Ilya A. Strebulaev is The David S. Lobel Professor of Private Equity and Professor of Finance at Stanford Graduate School of Business, where he has been a faculty member since 2004, and a research associate at the National Bureau of Economic Research. He also is the founder and director of the Stanford GSB Venture Capital Initiative. He graduated from the London Business School with a doctorate in finance. He also holds degrees from Lomonosov Moscow State University (BSc Economics) and the New Economic School, Moscow (MA Economics).
Professor Strebulaev is an expert in corporate finance, venture and angel capital, innovation financing, corporate innovation, private equity, and financial decision-making.
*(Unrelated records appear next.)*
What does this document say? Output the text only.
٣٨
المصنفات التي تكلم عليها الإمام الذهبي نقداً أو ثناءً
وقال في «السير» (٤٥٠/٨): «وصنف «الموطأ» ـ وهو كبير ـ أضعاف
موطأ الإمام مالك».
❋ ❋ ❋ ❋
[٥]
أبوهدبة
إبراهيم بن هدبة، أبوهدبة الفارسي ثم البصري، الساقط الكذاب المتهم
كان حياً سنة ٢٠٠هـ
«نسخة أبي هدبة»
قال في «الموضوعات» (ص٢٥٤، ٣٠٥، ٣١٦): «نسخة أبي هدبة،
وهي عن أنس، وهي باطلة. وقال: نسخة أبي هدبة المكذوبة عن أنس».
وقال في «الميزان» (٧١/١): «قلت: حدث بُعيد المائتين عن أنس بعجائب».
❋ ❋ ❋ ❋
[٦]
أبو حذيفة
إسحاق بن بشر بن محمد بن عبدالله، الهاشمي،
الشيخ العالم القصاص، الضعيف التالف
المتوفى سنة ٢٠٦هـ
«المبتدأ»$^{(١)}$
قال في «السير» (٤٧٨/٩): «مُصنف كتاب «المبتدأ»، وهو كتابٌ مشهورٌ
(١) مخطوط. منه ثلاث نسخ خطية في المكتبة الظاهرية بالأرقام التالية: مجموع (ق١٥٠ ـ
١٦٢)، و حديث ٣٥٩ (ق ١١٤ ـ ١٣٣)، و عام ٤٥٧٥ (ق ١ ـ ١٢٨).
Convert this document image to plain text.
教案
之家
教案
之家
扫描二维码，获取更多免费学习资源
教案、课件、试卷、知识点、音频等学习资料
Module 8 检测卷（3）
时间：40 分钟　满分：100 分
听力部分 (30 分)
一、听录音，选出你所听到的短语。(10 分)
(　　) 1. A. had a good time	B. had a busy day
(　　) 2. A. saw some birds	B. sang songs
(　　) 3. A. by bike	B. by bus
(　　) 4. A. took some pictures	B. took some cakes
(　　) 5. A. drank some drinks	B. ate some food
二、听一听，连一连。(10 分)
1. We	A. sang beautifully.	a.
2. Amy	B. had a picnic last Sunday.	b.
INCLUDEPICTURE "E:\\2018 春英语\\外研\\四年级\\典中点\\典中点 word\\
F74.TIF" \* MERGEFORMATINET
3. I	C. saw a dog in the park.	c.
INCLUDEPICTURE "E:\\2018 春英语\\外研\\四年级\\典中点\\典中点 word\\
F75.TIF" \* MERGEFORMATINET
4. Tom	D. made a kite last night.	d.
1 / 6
His work has been widely published in leading academic journals, including the Journal of Finance, the Review of Financial Studies, and the Journal of Financial Economics. He has been awarded a number of prestigious academic awards, including the First Paper Prize of the Brattle Award for the best corporate paper published in the Journal of Finance, the Fama-DFA Prize for the best asset pricing paper published in the Journal of Financial Economics, and the Trefftzs Award by the Western Finance Association. His research has also been featured in a variety of media, including the New York Times, the Wall Street Journal and Harvard Business Review.
His most recent research has examined many aspects of the venture capital industry. In the largest ever survey of VCs to date, he and his co-authors analyze all the aspects of decision-making by venture capitalists. He and his co-author developed a valuation framework of private VC-backed companies. In applying this framework to the valuation of highly valued VC-backed companies (called “unicorns”), hey found that these companies on average are overvalued by 50% and that many of the so-called unicorns lose their unicorn status once their fair value is taken into consideration. He has also recently researched the decision making and organizational structure of corporate VC units.